Two other female social workers are driving through a remote part of Wyoming one evening. They discover a man laying in the ditch. When they stop to assess the situation, the man turns out to be a rancher who is moaning and bleeding profusely from a deep cut on the back of his head.

“Help me,” the farmer groans, looking at them through his one good eye. I wuz changing a tire on my pickup truck, when two punks stopped, hit me on the head with my tire tool and stole my truck and horse trailer. Can you help?”

The two social workers look at the rancher again, then at each other, then turn and drive away.

As they leave, one remarks to her colleague: “He’s right, you know. The persons who bludgeoned that poor man really need help. They are certainly socially maladjusted.”


Those ladies not only didn’t understand rural life, it’s a cinch they also didn’t understand the commonsense wisdom of country folks.

To prove the point, here’s a list of “do’s and don’ts” that wuz sent to me by a wise farmer from eastern Oklahoma.

• Do not walk behind me, for I may not lead. Do not walk ahead of me, for I may not follow. Do not walk beside me either. Just pretty much leave me alone.

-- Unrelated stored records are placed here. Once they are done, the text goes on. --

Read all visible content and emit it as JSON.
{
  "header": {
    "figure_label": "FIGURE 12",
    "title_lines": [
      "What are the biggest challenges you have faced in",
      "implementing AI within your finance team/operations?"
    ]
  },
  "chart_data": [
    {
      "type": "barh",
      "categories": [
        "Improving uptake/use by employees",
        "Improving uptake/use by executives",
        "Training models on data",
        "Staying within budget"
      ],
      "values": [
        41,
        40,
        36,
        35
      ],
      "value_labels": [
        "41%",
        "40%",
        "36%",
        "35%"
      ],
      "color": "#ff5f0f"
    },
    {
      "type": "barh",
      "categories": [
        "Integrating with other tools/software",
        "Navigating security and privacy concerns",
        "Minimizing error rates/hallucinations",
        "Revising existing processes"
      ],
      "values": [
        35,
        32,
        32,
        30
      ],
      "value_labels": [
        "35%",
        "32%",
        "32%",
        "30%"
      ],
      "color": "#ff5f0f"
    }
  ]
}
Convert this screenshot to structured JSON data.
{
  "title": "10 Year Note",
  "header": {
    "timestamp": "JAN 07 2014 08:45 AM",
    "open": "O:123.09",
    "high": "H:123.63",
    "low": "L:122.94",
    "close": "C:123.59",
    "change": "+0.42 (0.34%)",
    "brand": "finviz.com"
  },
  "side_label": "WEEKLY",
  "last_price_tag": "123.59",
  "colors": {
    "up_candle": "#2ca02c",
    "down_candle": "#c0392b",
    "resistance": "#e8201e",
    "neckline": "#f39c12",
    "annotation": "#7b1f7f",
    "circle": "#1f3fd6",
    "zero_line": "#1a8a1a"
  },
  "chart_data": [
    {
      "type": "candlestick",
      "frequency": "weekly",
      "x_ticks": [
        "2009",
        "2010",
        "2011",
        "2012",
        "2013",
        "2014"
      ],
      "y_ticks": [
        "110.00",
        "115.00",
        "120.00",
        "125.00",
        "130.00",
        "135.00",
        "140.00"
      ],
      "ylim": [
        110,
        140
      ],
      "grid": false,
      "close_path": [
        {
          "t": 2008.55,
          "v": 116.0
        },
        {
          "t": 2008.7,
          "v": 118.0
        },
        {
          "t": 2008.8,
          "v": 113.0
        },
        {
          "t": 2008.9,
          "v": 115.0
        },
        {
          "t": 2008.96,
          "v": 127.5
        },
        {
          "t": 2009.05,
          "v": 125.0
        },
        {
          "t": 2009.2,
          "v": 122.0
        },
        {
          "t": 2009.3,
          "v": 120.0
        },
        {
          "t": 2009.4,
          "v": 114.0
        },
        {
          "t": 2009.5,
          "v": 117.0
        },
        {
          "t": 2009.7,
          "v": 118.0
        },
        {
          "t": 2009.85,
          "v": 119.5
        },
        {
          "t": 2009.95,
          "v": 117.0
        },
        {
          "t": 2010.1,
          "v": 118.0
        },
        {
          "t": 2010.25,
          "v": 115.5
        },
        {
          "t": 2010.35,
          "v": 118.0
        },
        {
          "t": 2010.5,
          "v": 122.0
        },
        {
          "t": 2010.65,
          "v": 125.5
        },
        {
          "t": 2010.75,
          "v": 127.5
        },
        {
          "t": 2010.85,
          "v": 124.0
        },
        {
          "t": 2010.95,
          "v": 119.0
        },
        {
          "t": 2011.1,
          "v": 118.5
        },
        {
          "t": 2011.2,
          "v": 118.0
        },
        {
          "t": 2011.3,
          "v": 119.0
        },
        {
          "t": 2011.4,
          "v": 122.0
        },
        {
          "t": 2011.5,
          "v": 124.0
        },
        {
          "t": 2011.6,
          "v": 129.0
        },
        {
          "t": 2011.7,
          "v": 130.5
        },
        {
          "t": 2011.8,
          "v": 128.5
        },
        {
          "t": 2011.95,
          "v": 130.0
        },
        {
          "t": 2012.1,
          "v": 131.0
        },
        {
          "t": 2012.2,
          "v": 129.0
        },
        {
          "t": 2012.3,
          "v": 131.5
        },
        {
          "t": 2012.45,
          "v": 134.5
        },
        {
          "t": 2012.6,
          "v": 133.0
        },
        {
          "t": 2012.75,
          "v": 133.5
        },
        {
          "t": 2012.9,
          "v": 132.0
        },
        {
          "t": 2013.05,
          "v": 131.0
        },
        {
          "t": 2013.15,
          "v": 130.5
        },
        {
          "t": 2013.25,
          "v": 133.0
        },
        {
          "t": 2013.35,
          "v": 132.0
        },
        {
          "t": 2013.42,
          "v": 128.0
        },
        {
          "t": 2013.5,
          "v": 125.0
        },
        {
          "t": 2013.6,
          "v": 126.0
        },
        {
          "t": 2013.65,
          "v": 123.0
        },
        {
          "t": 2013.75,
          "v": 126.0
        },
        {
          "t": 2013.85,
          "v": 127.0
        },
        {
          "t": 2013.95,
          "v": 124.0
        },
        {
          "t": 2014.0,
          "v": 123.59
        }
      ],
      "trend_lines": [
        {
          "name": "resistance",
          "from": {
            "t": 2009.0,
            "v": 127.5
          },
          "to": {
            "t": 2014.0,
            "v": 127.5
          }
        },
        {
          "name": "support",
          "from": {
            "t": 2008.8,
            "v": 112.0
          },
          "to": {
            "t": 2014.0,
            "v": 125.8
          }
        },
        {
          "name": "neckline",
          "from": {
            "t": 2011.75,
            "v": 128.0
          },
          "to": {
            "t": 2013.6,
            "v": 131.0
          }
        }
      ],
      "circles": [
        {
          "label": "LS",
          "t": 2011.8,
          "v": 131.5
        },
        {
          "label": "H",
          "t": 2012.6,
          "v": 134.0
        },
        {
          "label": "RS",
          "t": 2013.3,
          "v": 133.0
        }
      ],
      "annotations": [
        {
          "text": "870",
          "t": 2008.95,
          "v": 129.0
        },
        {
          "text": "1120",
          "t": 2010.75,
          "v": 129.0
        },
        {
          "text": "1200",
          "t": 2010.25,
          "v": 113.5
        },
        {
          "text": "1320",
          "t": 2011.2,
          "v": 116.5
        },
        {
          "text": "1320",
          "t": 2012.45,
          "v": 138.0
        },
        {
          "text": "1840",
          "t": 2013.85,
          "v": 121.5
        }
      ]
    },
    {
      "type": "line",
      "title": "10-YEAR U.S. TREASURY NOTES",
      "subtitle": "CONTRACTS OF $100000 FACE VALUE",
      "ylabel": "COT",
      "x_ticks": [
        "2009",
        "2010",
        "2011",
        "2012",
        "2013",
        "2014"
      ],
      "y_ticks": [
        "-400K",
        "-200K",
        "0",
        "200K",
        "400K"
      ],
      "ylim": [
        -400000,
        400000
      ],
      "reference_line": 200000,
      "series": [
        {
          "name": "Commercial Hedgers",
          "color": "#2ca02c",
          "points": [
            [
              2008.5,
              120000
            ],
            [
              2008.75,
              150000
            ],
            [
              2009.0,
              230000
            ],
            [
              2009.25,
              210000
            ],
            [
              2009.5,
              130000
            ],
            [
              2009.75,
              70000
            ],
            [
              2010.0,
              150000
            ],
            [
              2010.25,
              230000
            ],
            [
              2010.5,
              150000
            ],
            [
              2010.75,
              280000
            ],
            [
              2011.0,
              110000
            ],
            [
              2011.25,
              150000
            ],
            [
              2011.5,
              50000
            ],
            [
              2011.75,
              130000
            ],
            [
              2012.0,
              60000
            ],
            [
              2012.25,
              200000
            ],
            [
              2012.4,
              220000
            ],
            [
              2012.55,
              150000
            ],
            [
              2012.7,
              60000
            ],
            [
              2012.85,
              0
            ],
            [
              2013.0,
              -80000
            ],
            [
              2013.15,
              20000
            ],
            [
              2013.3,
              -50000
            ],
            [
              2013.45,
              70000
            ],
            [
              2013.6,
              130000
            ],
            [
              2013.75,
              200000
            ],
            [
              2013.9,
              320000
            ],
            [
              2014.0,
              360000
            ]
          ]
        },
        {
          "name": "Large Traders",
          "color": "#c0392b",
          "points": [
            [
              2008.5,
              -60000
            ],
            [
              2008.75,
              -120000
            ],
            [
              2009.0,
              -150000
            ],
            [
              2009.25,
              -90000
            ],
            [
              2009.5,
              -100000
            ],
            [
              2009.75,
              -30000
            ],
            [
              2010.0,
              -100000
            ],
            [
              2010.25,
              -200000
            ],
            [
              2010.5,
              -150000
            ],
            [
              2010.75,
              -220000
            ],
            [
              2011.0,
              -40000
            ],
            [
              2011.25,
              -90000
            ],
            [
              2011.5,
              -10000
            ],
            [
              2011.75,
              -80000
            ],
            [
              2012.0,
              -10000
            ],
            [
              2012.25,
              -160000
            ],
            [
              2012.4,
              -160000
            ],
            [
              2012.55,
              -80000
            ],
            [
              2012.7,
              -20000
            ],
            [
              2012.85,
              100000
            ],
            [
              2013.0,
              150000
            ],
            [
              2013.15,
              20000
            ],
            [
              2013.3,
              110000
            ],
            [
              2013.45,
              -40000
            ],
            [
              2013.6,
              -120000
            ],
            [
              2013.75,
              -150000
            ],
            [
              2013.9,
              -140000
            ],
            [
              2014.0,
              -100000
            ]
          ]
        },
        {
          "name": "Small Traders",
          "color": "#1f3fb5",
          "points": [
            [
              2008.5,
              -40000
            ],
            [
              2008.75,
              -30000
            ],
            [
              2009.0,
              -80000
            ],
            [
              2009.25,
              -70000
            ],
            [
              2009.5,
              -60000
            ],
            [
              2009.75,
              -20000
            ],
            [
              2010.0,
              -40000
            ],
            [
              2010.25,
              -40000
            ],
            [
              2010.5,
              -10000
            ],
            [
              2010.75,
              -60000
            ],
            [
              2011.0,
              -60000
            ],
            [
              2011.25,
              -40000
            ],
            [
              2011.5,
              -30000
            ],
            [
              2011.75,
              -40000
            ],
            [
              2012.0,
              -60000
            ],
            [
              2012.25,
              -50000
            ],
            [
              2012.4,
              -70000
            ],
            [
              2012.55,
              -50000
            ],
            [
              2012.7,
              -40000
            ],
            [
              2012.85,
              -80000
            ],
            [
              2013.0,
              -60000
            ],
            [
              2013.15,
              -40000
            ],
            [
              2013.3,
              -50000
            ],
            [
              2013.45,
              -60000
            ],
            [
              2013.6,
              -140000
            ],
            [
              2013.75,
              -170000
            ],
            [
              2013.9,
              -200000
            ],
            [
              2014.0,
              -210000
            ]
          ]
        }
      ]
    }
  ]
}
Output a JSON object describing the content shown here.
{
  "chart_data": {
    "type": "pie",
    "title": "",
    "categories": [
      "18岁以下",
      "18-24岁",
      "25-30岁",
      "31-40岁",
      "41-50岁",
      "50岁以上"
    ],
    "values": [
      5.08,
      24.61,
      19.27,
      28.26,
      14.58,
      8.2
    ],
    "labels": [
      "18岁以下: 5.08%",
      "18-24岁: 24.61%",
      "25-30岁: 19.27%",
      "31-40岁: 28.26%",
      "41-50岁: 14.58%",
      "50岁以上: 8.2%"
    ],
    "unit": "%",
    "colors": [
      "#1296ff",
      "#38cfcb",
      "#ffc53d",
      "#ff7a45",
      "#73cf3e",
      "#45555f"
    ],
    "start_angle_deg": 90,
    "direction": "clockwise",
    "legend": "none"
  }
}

• The journey of a thousand miles begins with a broken fan belt and leaky tire.

• It’s always darkest before dawn. So if you’re going to fish in your neighbor’s “no trespassing” pond, that’s the time to do it.

• At work, don’t be irreplaceable. If you can’t be replaced, you can’t be promoted.

• Always remember that you’re unique. Just like everyone else.

• Never test the depth of the water with both feet.

• If you think nobody cares if you’re alive, try missing a couple of bank payments.

• Before you criticize someone, you should walk a mile in their shoes. That way, when you criticize them, you’re a mile away and it’s a lot safer to have their shoes.

• If at first you don’t succeed, learning to swim by yourself is probably not a good idea.

• Give a man a fish, and he will eat for a day. Teach him how to fish, and he will sit in a boat and drink beer all day.

• If you lend someone $20 and never see that person again, it was probably a wise investment.

• If you always tell the truth, you don’t have to remember nothin’.

• Some days you’re the bug, but most days you’re the windshield.

• Everyone seems normal until you get to know them better.

• The quickest way to double your money is to fold it in half and put it back in your pocket.

• A closed mouth gathers no foot.

• Duct tape is like “The Force.” It has a light side and a dark side, and it holds everything together.

• There are two theories to arguing with women. Neither one works.

• Generally speaking, you aren’t learning much when your lips are moving.

• Experience is something you don’t get until just after you need it.

• Never, under any circumstances, take a sleeping pill and a laxative on the same night.

• Never miss a good chance to shut up while you’re ahead.


Here’s my chance to practice shutting up. So I’ll close for this week with these words of wisdom from former President Ronald Reagan: “All great change in America begins at the dinner table.” Have a good supper with your family.